We are supposed to be the grown-ups in the room – sober and serious – actually doing the job instead of just looking good while we pretend to do the job. Maybe once all this bile has been spilled we can get serious again, but then I am wandering into the psychology I want to avoid. Who knows, if this day is any indication, maybe we deserve Donald Trump.
Lowell adds . . .
I will add only two comments to John’s excellent analysis. First, those who continue to claim that Romney’s Massachusetts healthcare plan is very similar to the Affordable Care Act (popularly known as Obamacare) need to read the slides and listen to Romney’s speech, and then stop lying about the matter. Debbie Wasserman-Schultz, the Democratic National Committee Chair, said as much yesterday, and that story and her comments are all over the Internet. Just Google “Wasserman,” “Romney”, and “Massachusetts. That is clearly the message that Romney’s political enemies want to get out, whether its true or not.

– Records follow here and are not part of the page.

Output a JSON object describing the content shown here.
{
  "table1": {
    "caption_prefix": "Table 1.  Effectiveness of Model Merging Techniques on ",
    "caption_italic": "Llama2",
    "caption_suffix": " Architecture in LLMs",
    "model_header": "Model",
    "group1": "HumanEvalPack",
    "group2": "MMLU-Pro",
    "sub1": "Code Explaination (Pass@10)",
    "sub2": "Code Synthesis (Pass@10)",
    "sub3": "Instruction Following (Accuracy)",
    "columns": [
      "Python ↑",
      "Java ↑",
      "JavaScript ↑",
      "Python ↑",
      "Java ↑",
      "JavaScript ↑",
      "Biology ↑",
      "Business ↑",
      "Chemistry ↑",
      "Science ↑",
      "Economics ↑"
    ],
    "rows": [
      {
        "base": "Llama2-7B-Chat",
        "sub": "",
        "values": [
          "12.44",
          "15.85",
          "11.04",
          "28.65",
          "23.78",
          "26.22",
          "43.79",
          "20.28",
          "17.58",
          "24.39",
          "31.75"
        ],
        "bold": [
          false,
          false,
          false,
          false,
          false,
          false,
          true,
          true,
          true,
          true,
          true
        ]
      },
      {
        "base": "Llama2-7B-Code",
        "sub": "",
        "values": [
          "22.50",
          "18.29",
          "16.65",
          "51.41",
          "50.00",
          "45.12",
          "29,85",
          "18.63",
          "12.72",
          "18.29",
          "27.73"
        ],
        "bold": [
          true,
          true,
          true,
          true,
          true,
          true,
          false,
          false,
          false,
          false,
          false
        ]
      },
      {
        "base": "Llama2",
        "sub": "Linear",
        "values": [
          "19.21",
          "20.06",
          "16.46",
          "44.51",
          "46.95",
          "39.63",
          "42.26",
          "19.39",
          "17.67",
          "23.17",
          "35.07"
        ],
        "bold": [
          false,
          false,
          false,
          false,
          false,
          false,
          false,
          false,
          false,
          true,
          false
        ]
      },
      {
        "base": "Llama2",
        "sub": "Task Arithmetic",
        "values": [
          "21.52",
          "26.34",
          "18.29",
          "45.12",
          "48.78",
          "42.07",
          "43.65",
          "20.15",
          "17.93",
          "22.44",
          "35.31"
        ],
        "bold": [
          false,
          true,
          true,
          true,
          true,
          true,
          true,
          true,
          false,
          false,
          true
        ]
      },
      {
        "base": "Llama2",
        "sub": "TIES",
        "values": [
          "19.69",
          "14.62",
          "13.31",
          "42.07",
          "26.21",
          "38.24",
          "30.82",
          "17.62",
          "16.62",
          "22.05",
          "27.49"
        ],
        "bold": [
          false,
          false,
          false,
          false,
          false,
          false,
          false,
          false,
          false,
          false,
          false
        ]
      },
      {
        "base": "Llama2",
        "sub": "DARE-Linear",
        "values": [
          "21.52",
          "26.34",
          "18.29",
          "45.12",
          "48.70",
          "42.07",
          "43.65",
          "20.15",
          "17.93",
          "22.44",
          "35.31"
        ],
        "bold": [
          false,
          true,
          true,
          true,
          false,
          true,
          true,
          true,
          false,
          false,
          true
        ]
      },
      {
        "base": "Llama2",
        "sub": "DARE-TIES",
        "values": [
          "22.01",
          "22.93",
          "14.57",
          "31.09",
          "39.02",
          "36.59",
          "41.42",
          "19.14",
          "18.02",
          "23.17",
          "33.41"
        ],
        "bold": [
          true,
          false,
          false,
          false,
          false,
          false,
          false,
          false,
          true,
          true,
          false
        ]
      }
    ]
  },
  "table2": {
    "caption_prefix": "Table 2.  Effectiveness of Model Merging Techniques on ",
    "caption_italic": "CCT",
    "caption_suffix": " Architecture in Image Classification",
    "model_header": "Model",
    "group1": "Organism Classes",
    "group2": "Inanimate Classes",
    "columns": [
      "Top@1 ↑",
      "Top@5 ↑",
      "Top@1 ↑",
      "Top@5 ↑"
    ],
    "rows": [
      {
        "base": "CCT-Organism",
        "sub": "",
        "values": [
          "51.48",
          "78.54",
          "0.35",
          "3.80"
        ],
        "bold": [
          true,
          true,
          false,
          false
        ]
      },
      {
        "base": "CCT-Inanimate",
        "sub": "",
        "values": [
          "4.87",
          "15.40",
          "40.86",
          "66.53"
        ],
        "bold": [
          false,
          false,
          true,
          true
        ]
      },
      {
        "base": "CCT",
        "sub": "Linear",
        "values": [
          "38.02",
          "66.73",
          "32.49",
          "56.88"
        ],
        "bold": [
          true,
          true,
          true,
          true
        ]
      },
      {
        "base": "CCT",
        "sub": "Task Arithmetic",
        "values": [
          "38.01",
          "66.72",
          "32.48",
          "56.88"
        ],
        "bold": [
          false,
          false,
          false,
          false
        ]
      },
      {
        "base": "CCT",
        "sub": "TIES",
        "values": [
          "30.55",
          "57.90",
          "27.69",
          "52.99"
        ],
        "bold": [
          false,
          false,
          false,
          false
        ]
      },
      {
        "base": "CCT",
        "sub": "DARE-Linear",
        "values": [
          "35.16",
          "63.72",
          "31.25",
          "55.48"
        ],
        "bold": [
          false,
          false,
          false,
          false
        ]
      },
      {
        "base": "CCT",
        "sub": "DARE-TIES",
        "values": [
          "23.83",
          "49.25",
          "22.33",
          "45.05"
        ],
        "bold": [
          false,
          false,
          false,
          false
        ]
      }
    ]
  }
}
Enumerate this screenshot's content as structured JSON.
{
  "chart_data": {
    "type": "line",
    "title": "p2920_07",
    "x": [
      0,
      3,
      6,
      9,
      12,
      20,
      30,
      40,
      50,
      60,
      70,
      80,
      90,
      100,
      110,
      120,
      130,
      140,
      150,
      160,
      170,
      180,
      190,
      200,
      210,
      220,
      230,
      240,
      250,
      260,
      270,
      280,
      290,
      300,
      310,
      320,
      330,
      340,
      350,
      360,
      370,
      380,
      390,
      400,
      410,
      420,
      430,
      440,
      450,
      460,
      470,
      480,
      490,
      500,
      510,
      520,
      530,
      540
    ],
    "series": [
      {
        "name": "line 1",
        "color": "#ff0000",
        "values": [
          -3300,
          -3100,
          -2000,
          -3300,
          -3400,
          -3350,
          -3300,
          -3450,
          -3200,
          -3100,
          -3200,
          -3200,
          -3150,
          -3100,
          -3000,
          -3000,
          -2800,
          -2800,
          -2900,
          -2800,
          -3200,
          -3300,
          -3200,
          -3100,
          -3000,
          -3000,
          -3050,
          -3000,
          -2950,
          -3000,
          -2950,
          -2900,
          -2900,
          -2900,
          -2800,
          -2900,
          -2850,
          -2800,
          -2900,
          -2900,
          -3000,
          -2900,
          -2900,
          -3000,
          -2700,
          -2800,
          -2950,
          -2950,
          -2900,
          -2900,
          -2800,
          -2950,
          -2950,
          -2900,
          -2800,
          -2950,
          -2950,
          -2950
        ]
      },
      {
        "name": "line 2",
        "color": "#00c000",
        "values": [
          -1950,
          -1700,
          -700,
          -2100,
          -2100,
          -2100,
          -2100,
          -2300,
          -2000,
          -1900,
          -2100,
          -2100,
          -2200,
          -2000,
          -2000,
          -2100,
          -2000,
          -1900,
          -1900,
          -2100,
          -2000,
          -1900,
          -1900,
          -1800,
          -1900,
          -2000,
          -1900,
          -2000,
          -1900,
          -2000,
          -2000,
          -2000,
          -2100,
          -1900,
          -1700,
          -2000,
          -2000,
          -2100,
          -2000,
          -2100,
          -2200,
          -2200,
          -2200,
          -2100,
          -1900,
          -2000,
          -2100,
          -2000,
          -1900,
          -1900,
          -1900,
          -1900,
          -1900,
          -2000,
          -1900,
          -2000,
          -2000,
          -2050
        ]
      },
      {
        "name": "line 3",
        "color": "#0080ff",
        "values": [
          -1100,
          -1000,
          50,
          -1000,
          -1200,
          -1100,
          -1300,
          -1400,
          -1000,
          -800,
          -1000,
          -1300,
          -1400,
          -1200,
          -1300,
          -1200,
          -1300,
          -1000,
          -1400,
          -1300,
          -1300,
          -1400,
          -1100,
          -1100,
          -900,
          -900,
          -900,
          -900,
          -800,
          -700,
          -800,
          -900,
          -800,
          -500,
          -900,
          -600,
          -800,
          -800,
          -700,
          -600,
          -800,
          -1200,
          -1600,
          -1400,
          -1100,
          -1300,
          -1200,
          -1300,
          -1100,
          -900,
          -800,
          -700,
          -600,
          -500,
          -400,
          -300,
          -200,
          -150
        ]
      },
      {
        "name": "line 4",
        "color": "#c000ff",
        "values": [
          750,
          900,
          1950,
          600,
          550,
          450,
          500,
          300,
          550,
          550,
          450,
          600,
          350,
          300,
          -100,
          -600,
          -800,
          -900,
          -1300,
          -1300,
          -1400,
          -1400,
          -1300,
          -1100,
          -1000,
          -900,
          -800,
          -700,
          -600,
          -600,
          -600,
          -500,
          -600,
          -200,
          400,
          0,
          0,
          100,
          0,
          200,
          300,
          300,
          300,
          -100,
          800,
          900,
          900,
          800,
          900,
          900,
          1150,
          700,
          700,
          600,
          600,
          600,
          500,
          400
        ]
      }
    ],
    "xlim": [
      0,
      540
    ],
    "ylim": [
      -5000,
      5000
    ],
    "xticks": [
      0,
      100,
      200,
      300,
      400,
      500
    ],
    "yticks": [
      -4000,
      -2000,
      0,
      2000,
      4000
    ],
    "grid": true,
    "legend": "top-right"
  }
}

Second, Romney himself responded today to the Wall Street Journal’s editorial yesterday, savaging him. I must say, that was one of the nastiest editorials I have ever seen from the Journal, and as John notes, it was issued even before Romney spoke. Does the Journal editorial board have its mind made up already? Do they really want to help the Democrats dynamite the campaign of the GOP front-runner?
Here’s Romney’s very measured response:
I was not surprised to read yet another editorial in the Journal yesterday criticizing the health-care reforms we enacted in Massachusetts (“Obama’s Running Mate,” May 12). I was, however, not expecting the distortions of what we accomplished. Let me deal with some of them.
One, the editorial asserts that people in Massachusetts who wouldn’t buy coverage, even though they could afford it, was not a major fiscal problem. But as a state we were spending almost $1 billion on free care for the uninsured. What we did was convert that money into premium support for those who needed help buying a policy, and require those uninsured who could afford to buy coverage to take personal responsibility for their own health care. Two, while it’s true that insurance premiums in Massachusetts are among the highest in the nation, that was also the case before reform. A truer statement would be that getting everyone insured is not by itself enough to bring down the costs of health care. And finally, it is simply wrong to say that state spending on health care in Massachusetts has skyrocketed. The cost of the health-care plan to the state budget is “relatively modest” and well within projections, according to the independent Massachusetts Taxpayers Foundation. They conclude that the new state spending on reform has amounted to less than 1% of the state budget each year.
While I have had my disagreements with the Journal’s editorial board, where we find common ground is on the need to repeal ObamaCare and replace it with reforms that empower states to craft their own solutions. A one-size-fits-all plan that raises taxes and ignores the very real differences between states is the wrong course for our nation.
Time will tell whether Romney’s courageous decision to stay the course will pay off. My guess is that it will, despite the cannibalistic tendencies of my fellow conservatives.